Moreover, we are convinced that this is a significant
difference. Under Illinois law and Oklahoma law, the
act of unlawfully breaking into any vehicle with intent
to commit a theft (or any felony) constitutes a
burglary. By contrast, Alaskas law of burglary covers
only those comparatively few vehicles that are adapted
for overnight accommodation or for carrying on
business.
There are certain instances when theft of property from
a propelled vehicle constitutes a felony under Alaska
law regardless of the value of the property: under
AS 11.46.130(a)(4)-(5), a person commits second-degree
theft (a class C felony) if they steal safety or
survival equipment from a vessel or an aircraft.
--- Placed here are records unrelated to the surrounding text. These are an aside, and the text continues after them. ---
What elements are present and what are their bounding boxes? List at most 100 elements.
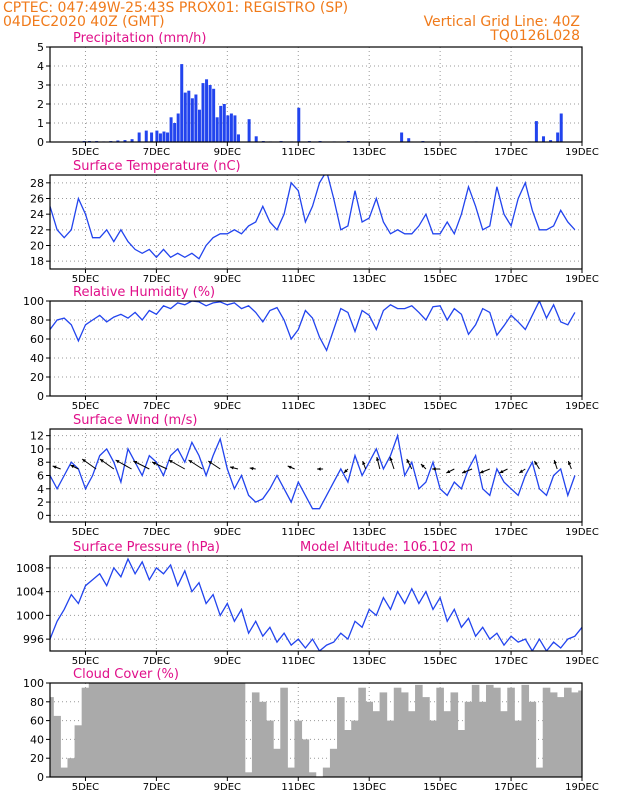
pressure-xtick-label: 19DEC: [565, 656, 599, 667]
cloud-column: [471, 684, 480, 777]
pressure-xtick-label: 15DEC: [423, 656, 457, 667]
precip-bar: [229, 113, 233, 142]
wind-xtick-label: 11DEC: [281, 527, 315, 538]
precip-bar: [556, 132, 560, 142]
cloud-column: [514, 720, 522, 777]
pressure-xtick-label: 17DEC: [494, 656, 528, 667]
wind-arrowhead: [82, 459, 87, 463]
wind-ytick-label: 10: [30, 443, 44, 456]
cloud-column: [216, 683, 225, 777]
cloud-column: [450, 692, 459, 777]
cloud-ytick-label: 80: [30, 696, 44, 709]
pressure-xtick-label: 7DEC: [143, 656, 170, 667]
cloud-column: [344, 730, 352, 777]
rh-xtick-label: 11DEC: [281, 401, 315, 412]
temp-title: Surface Temperature (nC): [73, 159, 241, 174]
precip-bar: [559, 113, 563, 142]
precip-bar: [144, 130, 148, 142]
precip-bar: [400, 132, 404, 142]
wind-xtick-label: 17DEC: [494, 527, 528, 538]
cloud-column: [273, 748, 281, 777]
pressure-xtick-label: 5DEC: [72, 656, 99, 667]
cloud-column: [464, 701, 473, 777]
rh-xtick-label: 13DEC: [352, 401, 386, 412]
cloud-column: [329, 748, 338, 777]
precip-frame: [49, 46, 583, 143]
cloud-column: [173, 683, 182, 777]
pressure-subtitle: Model Altitude: 106.102 m: [300, 540, 473, 555]
cloud-title: Cloud Cover (%): [73, 667, 179, 682]
precip-bar: [197, 109, 201, 142]
precip-bar: [116, 140, 120, 142]
cloud-xtick-label: 11DEC: [281, 782, 315, 793]
wind-arrowhead: [343, 469, 348, 473]
precip-ytick-label: 1: [37, 117, 44, 130]
cloud-column: [507, 687, 515, 777]
precip-xtick-label: 5DEC: [72, 147, 99, 158]
cloud-column: [301, 739, 310, 777]
cloud-column: [159, 683, 168, 777]
header-line1: CPTEC: 047:49W-25:43S PROX01: REGISTRO (…: [3, 0, 349, 16]
wind-xtick-label: 13DEC: [352, 527, 386, 538]
cloud-column: [429, 720, 437, 777]
cloud-column: [478, 701, 487, 777]
cloud-column: [400, 692, 409, 777]
precip-bar: [205, 79, 209, 142]
rh-title: Relative Humidity (%): [73, 285, 215, 300]
cloud-column: [50, 697, 54, 777]
wind-arrowhead: [99, 459, 104, 463]
wind-arrowhead: [133, 461, 138, 465]
rh-xtick-label: 15DEC: [423, 401, 457, 412]
rh-line: [50, 301, 576, 353]
precip-bar: [254, 136, 258, 142]
rh-ytick-label: 60: [30, 333, 44, 346]
cloud-column: [223, 683, 232, 777]
wind-arrowhead: [534, 461, 538, 465]
cloud-column: [549, 692, 558, 777]
precip-bar: [233, 115, 237, 142]
cloud-column: [145, 683, 154, 777]
cloud-column: [244, 772, 253, 777]
wind-arrowhead: [168, 460, 173, 464]
wind-arrowhead: [389, 457, 393, 461]
wind-arrowhead: [499, 469, 504, 473]
cloud-ytick-label: 100: [23, 677, 44, 690]
cloud-column: [436, 687, 444, 777]
cloud-xtick-label: 17DEC: [494, 782, 528, 793]
cloud-column: [365, 701, 373, 777]
precip-bar: [194, 94, 198, 142]
precip-bar: [169, 117, 173, 142]
cloud-xtick-label: 15DEC: [423, 782, 457, 793]
cloud-xtick-label: 19DEC: [565, 782, 599, 793]
cloud-column: [280, 687, 288, 777]
temp-xtick-label: 11DEC: [281, 274, 315, 285]
wind-ytick-label: 2: [37, 496, 44, 509]
temp-ytick-label: 28: [30, 177, 44, 190]
cloud-xtick-label: 7DEC: [143, 782, 170, 793]
precip-bar: [549, 140, 553, 142]
precip-bar: [541, 136, 545, 142]
cloud-column: [209, 683, 217, 777]
rh-xtick-label: 5DEC: [72, 401, 99, 412]
wind-ytick-label: 6: [37, 470, 44, 483]
temp-frame: [49, 174, 583, 270]
wind-ytick-label: 4: [37, 483, 44, 496]
pressure-xtick-label: 11DEC: [281, 656, 315, 667]
cloud-column: [95, 683, 104, 777]
wind-xtick-label: 15DEC: [423, 527, 457, 538]
rh-ytick-label: 40: [30, 352, 44, 365]
rh-ytick-label: 0: [37, 390, 44, 403]
precip-bar: [219, 105, 223, 142]
wind-arrowhead: [70, 465, 75, 469]
wind-line: [50, 433, 576, 510]
wind-xtick-label: 7DEC: [143, 527, 170, 538]
cloud-column: [571, 692, 579, 777]
precip-bar: [173, 123, 177, 142]
precip-bar: [215, 117, 219, 142]
cloud-column: [294, 720, 303, 777]
pressure-ytick-label: 1000: [16, 609, 44, 622]
cloud-column: [81, 687, 90, 777]
cloud-column: [556, 697, 565, 777]
precip-bar: [236, 134, 240, 142]
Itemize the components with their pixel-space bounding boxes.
But
otherwise, breaking into a propelled vehicle and
stealing property from that vehicle constitutes second-
degree trespass and whatever degree of theft is
supported by the particular type and value of the
property stolen. See AS 11.46.330(a)(2) and AS
11.46.100.
For these reasons, we conclude that the Illinois
definition of burglary is not sufficiently similar to Alaskas
definition of burglary (or to any other felony defined under
Alaska law) to meet the test set forth in AS 12.55.145(a)(1)(B).
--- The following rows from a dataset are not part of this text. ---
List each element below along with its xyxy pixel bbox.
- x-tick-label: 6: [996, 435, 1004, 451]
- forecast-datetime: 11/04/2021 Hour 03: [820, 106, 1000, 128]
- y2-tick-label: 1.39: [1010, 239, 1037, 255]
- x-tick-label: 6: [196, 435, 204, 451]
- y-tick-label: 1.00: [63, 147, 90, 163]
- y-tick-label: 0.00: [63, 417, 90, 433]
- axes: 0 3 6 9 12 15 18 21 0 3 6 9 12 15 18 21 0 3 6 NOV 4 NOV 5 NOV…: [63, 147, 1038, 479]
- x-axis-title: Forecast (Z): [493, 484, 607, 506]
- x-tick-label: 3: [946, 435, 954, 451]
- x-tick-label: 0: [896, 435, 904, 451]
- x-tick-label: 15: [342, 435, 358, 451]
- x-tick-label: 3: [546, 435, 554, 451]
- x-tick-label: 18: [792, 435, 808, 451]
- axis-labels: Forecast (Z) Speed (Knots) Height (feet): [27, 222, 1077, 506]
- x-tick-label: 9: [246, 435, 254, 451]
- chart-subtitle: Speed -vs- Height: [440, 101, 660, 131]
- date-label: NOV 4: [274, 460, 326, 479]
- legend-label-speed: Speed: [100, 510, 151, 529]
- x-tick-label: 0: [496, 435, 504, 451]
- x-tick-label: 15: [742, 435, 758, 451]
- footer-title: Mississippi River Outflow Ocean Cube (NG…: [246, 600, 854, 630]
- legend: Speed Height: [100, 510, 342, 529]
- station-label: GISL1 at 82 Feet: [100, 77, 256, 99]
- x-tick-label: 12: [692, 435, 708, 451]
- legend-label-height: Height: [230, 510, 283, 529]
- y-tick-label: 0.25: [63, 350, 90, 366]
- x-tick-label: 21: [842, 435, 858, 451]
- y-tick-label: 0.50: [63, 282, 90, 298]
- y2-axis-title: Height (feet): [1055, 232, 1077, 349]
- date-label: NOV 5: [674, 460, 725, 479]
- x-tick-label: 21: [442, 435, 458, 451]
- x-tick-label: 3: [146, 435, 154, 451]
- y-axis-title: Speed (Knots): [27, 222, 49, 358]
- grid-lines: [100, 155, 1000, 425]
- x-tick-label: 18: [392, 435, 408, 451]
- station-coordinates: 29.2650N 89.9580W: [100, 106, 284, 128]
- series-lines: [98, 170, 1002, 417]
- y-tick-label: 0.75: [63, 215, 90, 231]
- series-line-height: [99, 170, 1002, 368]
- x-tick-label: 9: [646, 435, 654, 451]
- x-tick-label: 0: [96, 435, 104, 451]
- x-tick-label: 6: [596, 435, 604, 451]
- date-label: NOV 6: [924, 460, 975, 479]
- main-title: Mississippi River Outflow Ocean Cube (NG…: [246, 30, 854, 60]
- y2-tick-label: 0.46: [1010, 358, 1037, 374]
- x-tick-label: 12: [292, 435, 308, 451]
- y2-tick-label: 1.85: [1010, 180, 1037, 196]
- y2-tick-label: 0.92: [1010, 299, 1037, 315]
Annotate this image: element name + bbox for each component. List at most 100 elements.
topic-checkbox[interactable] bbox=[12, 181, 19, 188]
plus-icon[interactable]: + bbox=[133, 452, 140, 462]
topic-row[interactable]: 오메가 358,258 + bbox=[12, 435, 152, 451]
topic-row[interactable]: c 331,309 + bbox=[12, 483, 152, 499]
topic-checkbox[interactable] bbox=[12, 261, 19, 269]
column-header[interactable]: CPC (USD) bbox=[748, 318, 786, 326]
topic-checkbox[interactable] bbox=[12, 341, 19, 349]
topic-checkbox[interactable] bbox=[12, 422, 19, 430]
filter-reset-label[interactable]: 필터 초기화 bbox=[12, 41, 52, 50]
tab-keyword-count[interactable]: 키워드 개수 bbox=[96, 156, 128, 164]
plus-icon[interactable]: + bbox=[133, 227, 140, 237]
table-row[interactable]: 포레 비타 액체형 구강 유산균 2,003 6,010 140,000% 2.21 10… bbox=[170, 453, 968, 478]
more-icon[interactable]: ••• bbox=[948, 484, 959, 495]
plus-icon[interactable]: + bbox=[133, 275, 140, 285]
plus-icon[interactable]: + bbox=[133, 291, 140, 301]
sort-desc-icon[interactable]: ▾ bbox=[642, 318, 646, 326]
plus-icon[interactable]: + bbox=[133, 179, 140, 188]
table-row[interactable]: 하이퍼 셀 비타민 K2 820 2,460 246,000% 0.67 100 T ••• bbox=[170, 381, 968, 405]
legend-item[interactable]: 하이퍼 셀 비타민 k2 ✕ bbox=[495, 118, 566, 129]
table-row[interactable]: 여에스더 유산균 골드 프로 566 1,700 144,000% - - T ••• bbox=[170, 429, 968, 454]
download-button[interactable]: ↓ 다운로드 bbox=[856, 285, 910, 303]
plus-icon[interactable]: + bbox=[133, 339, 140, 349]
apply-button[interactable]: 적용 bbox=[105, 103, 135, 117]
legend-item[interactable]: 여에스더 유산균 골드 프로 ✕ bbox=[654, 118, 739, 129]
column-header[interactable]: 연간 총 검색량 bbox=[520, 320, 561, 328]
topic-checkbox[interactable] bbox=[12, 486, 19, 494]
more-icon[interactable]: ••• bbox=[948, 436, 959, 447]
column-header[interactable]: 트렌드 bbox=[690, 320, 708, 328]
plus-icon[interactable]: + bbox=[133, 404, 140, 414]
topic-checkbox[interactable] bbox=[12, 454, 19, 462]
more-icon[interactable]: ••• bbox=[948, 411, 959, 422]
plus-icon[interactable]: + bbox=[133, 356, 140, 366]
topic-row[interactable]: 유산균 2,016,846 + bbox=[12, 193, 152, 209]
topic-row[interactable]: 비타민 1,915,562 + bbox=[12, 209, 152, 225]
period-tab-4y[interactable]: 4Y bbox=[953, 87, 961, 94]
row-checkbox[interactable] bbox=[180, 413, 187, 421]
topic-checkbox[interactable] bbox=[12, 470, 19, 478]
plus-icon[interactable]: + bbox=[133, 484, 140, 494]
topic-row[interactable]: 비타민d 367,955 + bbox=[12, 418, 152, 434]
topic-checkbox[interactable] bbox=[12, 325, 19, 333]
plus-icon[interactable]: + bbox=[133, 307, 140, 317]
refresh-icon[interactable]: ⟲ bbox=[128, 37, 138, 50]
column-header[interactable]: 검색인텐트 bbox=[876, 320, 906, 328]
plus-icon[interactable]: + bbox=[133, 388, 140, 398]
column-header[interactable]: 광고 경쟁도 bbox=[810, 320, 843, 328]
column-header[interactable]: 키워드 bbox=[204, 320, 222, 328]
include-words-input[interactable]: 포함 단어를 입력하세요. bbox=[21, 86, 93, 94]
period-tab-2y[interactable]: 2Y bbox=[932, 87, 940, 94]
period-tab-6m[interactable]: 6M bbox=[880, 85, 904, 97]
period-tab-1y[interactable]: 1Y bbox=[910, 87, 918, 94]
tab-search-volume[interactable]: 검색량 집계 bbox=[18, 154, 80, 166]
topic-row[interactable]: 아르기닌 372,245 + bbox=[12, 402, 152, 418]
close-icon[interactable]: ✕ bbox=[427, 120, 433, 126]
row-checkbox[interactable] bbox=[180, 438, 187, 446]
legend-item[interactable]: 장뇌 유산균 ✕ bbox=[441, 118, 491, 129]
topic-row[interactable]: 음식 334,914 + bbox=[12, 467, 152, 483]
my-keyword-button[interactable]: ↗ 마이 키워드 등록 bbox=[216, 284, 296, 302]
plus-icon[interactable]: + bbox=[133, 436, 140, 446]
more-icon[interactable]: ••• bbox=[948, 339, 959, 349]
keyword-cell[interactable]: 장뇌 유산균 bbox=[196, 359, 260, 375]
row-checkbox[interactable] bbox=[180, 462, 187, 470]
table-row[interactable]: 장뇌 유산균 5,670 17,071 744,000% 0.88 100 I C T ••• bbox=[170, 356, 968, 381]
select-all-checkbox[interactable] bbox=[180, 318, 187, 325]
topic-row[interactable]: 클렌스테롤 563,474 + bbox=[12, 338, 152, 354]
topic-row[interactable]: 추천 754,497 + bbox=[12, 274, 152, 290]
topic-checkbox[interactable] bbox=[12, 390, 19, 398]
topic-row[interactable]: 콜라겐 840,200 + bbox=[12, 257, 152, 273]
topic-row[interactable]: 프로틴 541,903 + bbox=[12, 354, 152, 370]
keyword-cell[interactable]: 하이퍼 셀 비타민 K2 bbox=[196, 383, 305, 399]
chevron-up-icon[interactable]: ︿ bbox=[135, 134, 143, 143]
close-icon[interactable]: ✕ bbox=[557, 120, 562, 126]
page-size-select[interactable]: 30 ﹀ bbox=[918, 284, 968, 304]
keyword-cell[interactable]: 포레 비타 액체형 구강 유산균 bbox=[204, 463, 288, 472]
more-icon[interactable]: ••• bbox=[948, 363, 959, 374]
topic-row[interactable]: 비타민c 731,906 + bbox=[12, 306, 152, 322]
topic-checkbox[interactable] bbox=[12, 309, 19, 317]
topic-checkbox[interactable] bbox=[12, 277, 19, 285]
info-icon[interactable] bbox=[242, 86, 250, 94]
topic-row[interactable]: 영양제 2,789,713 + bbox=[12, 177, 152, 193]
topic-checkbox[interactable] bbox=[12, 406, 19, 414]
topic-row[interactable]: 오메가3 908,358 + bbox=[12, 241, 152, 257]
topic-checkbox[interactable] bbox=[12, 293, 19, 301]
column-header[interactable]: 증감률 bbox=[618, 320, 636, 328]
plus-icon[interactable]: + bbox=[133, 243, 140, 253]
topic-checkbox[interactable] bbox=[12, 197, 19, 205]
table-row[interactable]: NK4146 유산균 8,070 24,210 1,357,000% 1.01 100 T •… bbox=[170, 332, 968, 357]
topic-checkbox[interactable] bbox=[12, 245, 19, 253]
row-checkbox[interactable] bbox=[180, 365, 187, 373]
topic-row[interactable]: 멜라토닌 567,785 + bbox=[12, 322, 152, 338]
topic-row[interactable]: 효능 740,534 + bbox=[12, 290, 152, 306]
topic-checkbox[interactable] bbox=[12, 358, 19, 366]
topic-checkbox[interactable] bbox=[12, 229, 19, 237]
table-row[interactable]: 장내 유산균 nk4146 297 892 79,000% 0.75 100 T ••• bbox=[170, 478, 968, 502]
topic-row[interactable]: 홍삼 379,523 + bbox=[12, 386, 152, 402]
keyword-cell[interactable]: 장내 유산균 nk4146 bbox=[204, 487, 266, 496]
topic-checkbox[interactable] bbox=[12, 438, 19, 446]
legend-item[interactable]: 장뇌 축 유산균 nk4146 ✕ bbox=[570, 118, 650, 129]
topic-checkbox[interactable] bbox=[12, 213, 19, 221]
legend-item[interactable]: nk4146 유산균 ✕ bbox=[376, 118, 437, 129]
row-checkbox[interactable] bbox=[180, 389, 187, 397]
Therefore, Timothys Illinois convictions for burglary and
attempted burglary do not qualify as prior felony convictions for
presumptive sentencing purposes. Those convictions can not be
used to determine the applicable presumptive term of
imprisonment, nor to establish aggravator AS 12.55.155(c)(15),
which applies when a defendant has three or more prior felony
convictions.
We should point out, however, that even though Timothys
Illinois convictions can not be used as prior felony convictions
to trigger a presumptive term or to establish aggravator (c)(15),
the superior court is still entitled to take those convictions
into account when sentencing Timothy.8 We note, in particular,
that Timothys conduct underlying these Illinois convictions may
establish aggravator AS 12.55.155(c)(21), which applies when the
defendant has a criminal history of repeated instances of
[criminal] conduct ... , whether punishable as felonies or
misdemeanors, similar in nature to the offense for which the
defendant is being sentenced.
Conclusion
We VACATE Timothys sentence and remand this
case to the superior court for re-sentencing.
_______________________________
1 AS 11.46.310(a).
2 See AS 11.41.210(b) and AS 11.41.220(d), respectively.
3 See AS 12.55.125(d) and (e), respectively.
4 See AS 11.81.900(b)(49).
5 See Martin v. State, 704 P.2d 1341, 1342 (Alaska App.
1985).
6 State v. Simpson, 53 P.3d 165, 170 (Alaska App. 2002);
Borja v. State, 886 P.2d 1311, 1314 (Alaska App. 1994).
7 Okla. Stats. Title 21, 1435 (1983), quoted in Butts, 53
P.3d at 615.
8 See Scroggins v. State, 951 P.2d 442, 444 n. 2 (Alaska
App. 1998); Burnette v. Anchorage, 823 P.2d 10, 14 n. 4 (Alaska
App. 1991); Harlow v. State, 820 P.2d 307, 309 n. 2 (Alaska App.
1991); Garroutte v. State, 683 P.2d 262, 269 (Alaska App. 1984).